After maintaining a steady benchmark interest rate for four consecutive meetings, Australia's central bank initiated a policy tightening by raising the Official Cash Rate (OCR) from 4.10% to 4.35%. The move by the RBA may be a response to recent Consumer Price Index (CPI) data, which indicated a third-quarter increase, surpassing market expectations. Australia's seasonally adjusted Retail Sales for September also exceeded forecasts.
The RBA has expressed reduced confidence in the immediate need for further rate hikes and is now adopting a data-dependent approach, waiting for more substantial signs of inflation before considering additional increases — a sign that was largely interpreted as dovish, leading to weakness in the Australian dollar. In his morning notes on Tuesday, Markets.com Chief Market Analyst Neil Wilson wrote that “the RBA has tended to lead where other central banks have followed”, meaning that the Australian interest rate hike may be indicative of potential similar actions by other institutions in the coming months.

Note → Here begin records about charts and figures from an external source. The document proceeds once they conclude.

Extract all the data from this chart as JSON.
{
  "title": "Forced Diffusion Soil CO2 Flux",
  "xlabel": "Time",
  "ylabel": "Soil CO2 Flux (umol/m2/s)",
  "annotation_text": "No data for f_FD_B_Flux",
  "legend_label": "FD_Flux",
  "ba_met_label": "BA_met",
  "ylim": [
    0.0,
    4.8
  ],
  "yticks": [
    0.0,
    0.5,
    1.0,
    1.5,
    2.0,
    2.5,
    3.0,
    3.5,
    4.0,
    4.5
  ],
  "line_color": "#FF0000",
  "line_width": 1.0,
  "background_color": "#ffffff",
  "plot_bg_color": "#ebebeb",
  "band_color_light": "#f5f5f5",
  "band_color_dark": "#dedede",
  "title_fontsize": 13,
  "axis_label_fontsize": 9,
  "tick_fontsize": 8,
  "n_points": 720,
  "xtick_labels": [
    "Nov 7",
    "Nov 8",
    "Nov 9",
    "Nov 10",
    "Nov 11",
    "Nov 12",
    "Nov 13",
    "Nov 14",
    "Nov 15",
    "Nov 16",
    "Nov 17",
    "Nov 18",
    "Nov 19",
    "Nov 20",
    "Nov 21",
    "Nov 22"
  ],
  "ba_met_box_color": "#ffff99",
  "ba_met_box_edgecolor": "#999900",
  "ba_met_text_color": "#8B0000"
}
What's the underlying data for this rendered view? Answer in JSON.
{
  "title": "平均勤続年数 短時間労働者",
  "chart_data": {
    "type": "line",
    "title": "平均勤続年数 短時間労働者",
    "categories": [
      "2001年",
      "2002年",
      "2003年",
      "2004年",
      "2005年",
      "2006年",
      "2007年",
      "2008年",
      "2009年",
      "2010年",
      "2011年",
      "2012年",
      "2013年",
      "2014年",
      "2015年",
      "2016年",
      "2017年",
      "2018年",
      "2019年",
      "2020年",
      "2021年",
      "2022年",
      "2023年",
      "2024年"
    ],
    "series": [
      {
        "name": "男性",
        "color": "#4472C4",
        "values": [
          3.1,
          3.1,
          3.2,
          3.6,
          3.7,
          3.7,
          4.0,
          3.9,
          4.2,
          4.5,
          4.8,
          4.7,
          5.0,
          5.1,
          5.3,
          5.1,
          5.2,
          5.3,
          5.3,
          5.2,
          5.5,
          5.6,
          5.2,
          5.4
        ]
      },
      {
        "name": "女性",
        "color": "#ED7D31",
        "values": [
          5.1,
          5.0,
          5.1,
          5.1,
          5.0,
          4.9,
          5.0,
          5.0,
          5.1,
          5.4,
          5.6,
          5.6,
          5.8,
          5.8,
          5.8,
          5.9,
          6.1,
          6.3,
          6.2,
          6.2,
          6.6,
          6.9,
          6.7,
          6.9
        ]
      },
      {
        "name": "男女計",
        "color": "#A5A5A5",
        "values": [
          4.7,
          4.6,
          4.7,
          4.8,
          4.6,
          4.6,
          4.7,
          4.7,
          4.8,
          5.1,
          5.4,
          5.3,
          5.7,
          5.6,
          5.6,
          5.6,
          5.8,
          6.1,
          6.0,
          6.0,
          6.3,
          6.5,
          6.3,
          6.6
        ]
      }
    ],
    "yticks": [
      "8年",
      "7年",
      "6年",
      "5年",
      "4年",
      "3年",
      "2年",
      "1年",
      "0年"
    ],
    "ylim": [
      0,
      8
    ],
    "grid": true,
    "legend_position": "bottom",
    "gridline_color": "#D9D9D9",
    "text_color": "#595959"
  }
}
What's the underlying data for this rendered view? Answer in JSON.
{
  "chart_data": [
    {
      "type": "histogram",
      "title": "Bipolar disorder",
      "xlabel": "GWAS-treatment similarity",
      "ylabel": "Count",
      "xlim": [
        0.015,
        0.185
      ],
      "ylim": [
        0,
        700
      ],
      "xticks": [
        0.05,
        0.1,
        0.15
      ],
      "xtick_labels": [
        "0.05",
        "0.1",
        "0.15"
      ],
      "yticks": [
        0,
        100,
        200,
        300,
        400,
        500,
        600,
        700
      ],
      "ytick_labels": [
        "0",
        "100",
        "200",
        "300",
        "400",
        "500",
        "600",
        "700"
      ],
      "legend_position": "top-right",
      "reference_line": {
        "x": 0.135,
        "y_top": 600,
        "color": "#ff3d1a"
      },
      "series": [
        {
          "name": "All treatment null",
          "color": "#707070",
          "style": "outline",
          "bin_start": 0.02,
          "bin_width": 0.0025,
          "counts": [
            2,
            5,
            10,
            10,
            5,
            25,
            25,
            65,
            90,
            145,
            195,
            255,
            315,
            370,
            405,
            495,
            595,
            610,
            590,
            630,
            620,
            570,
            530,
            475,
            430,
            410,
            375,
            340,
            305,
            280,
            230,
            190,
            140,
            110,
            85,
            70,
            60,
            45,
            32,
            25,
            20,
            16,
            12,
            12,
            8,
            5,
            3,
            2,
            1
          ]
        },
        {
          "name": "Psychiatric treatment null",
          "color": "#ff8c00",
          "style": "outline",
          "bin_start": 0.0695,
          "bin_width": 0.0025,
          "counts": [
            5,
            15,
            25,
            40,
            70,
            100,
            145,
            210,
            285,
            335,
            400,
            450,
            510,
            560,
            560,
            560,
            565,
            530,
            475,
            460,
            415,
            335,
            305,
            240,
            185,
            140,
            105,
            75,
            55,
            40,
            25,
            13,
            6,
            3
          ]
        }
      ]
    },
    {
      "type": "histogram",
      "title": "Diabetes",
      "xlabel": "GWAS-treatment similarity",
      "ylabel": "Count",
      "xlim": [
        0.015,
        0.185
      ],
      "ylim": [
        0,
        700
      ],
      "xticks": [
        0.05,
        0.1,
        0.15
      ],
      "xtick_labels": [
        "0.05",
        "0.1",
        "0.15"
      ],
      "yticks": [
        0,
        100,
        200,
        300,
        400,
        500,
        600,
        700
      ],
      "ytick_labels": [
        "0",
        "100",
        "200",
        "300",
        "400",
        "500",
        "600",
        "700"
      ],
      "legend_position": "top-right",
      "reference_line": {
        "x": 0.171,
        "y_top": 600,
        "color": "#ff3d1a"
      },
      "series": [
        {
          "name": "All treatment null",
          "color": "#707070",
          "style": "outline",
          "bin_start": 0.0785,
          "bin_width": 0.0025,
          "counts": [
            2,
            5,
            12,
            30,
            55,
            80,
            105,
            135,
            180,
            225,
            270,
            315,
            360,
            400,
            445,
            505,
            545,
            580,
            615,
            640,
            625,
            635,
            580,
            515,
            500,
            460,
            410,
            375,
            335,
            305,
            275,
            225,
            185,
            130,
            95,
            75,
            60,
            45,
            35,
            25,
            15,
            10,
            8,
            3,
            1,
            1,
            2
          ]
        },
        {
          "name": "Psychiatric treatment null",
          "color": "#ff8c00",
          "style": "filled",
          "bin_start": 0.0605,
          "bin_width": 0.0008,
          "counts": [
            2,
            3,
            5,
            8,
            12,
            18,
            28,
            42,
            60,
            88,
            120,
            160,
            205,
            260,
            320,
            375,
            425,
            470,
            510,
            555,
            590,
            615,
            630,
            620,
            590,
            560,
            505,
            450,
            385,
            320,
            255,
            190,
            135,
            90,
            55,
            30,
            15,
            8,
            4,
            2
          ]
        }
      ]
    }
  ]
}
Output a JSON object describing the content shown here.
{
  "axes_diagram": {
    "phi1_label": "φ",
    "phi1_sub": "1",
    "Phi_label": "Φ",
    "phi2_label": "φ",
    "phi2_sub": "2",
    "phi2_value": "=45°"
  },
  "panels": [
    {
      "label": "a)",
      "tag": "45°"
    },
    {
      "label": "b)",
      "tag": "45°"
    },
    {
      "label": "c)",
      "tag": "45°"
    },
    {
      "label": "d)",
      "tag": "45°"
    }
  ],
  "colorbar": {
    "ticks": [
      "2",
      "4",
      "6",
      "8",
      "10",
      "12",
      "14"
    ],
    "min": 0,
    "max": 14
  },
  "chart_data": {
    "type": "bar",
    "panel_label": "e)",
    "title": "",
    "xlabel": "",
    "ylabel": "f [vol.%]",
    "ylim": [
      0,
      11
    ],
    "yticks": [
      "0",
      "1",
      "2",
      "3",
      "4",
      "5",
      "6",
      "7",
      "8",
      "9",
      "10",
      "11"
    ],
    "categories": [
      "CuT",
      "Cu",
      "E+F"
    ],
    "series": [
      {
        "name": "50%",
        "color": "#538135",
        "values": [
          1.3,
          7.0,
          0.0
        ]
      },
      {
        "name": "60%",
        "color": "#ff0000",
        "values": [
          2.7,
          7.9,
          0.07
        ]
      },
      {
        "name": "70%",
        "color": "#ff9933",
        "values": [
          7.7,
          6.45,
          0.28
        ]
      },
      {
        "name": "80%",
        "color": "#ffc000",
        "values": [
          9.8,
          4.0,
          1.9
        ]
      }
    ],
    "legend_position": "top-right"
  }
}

Although there are doubts about whether upcoming data will prompt additional rate hikes by the RBA, the central bank's concern about persistent inflation risks might discourage early rate cuts in the next year.
The U.S. Dollar Index (DXY) has rebounded from its seven-week low, primarily driven by improved U.S. Treasury yields, with the 10-year yield recovering from the six-week low observed the previous Friday.
The DXY has also seen upward momentum following comments from Minneapolis Federal Reserve Bank President Neel Kashkari. In an interview with the Wall Street Journal on Monday, Kashkari expressed a cautious stance toward monetary policy, indicating a preference for tightening policies more aggressively rather than risking not doing enough to align inflation with the central bank's 2% target.
“Undertightening will not get us back to 2% in a reasonable time”, Kashkari said. Inflation could be “ticking up again. That’s what I’m worried about”.
He added that some prices and wages data indicate that inflation could be “settling somewhere north of 2%, and that would be very concerning “.
In their Australian dollar forecast, economists at Danske Bank indicated that they see the AUD to USD rate falling to 0.62 in the coming 12 months:
“The RBA hiked the Cash Rate by 25 bps to 4.35% after four consecutive holds in previous meetings. Its forward guidance was somewhat more dovish than earlier, as the statement no longer indicated that 'further tightening may be required'.
The door for hiking the policy rate is still open, but given the recent tightening in global financial conditions, we think the RBA is likely to remain on hold from here.
We still maintain a downward-sloping forecast profile for the cross in 12M horizon (0.62).”
A recently updated AUD to USD forecast by Australian bank Westpac was bullish on the Aussie, indicating a potential AUSUSD exchange rate of 0.67 by March 2024, 0.69 by September 2024 and 0.70 by December 2024.
At the time of writing on Tuesday, the AUD to USD exchange rate stood at $0.6416, with the greenback gaining over 1.15% against the Aussie on the day, as per MarketWatch data.